3725. l’ille Colcos: cp. Trait. viii. 1, and Conf. Am. v. 3265: so also in Chaucer. Guido delle Colonne is the person mainly responsible for the idea.
3727. Medea la meschine, ‘Medea the maid.’ The word ‘meschine’ means ‘maidservant’ just above and in 5163, but it was also used generally for ‘girl,’ ‘young woman,’ as ‘meschin’ for ‘young man.’ The origin is said to be an Arabic word meaning ‘poor’ (cp. the meaning of ‘mesquin,’ ‘meschino,’ in modern French and Italian), hence ‘feeble,’ ‘delicate.’
3735. Rev. xii. 7, 10: ‘en oel’ stands apparently for ‘ante conspectum Dei.’
3747. The description of the basilisk is perhaps from Solinus, Collect. 27. He had it from Plin. Nat. Hist. viii. 121.

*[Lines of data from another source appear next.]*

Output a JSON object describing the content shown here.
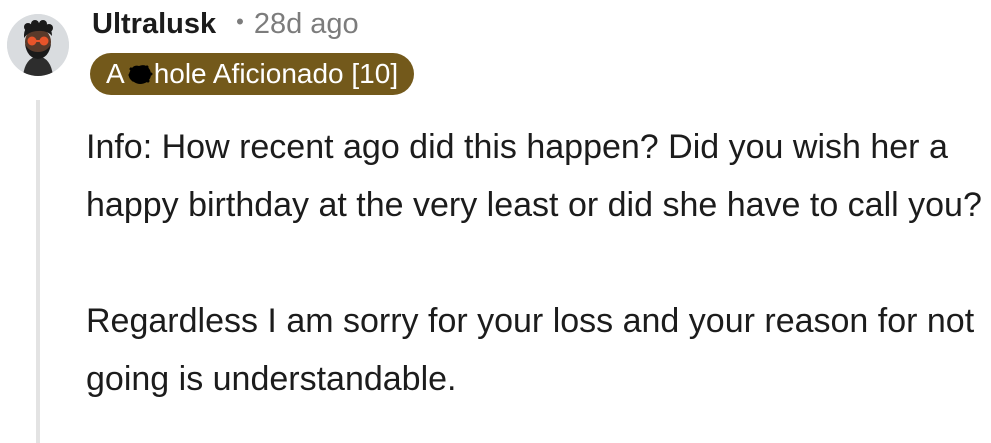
{
  "comment": {
    "username": "Ultralusk",
    "separator": "•",
    "timestamp": "28d ago",
    "flair": {
      "prefix": "A",
      "censor_icon": "scribble-redaction-icon",
      "suffix": "hole Aficionado [10]",
      "background_color": "#73591b",
      "text_color": "#ffffff"
    },
    "avatar": {
      "icon": "snoo-avatar-icon",
      "description_colors": {
        "background": "#d9dcdf",
        "hair": "#1a1a1a",
        "skin": "#5a3a2a",
        "glasses": "#e8542a"
      }
    },
    "paragraphs": [
      "Info: How recent ago did this happen? Did you wish her a happy birthday at the very least or did she have to call you?",
      "Regardless I am sorry for your loss and your reason for not going is understandable."
    ]
  }
}
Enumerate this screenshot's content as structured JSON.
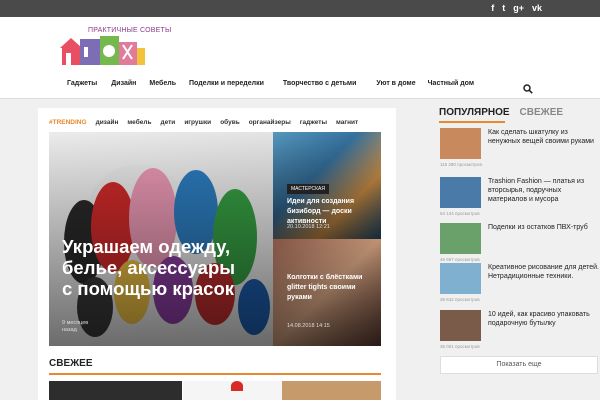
{
  "social": [
    "f",
    "t",
    "g+",
    "vk"
  ],
  "logo": {
    "text": "ПРАКТИЧНЫЕ СОВЕТЫ"
  },
  "nav": [
    "Гаджеты",
    "Дизайн",
    "Мебель",
    "Поделки и переделки",
    "Творчество с детьми",
    "Уют в доме",
    "Частный дом"
  ],
  "trending": [
    "#TRENDING",
    "дизайн",
    "мебель",
    "дети",
    "игрушки",
    "обувь",
    "органайзеры",
    "гаджеты",
    "магнит"
  ],
  "featured": {
    "big": {
      "title": "Украшаем одежду, белье, аксессуары с помощью красок",
      "date": "9 месяцев назад"
    },
    "small1": {
      "badge": "МАСТЕРСКАЯ",
      "title": "Идеи для создания бизиборд — доски активности",
      "date": "20.10.2018 12:21"
    },
    "small2": {
      "title": "Колготки с блёстками glitter tights своими руками",
      "date": "14.08.2018 14:15"
    }
  },
  "fresh": {
    "heading": "СВЕЖЕЕ"
  },
  "sidebar": {
    "tabs": [
      "ПОПУЛЯРНОЕ",
      "СВЕЖЕЕ"
    ],
    "items": [
      {
        "title": "Как сделать шкатулку из ненужных вещей своими руками",
        "meta": "115 280 просмотров",
        "color": "#c88a5c"
      },
      {
        "title": "Trashion Fashion — платья из вторсырья, подручных материалов и мусора",
        "meta": "63 134 просмотров",
        "color": "#4a7aa8"
      },
      {
        "title": "Поделки из остатков ПВХ-труб",
        "meta": "45 667 просмотров",
        "color": "#6aa06a"
      },
      {
        "title": "Креативное рисование для детей. Нетрадиционные техники.",
        "meta": "39 632 просмотров",
        "color": "#7fb0d0"
      },
      {
        "title": "10 идей, как красиво упаковать подарочную бутылку",
        "meta": "36 001 просмотров",
        "color": "#7a5a48"
      }
    ],
    "more_button": "Показать еще"
  },
  "colors": {
    "accent": "#e58a2e",
    "topbar": "#4a4a4a"
  }
}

3773. Prov. xiv. 30, ‘putredo ossium invidia.’
3781. Levit. xiii. 46.
3801. Hor. Epist. i. 2. 58, ‘Invidia Siculi non invenere tyranni Maius tormentum.’ Our author did not understand it quite rightly.
3805. Cp. Conf. Am. ii. 20, and Prol. 329. In all these passages the reference is to the fire of Envy as a heat that consumes itself, rather than anything outside itself.
3823. Cp. Conf. Am. ii. 3122 ff.
3831. Conf. Am. ii. 3095 ff., where the saying is attributed to Seneca: cp. Dante, Inf. xiii. 64.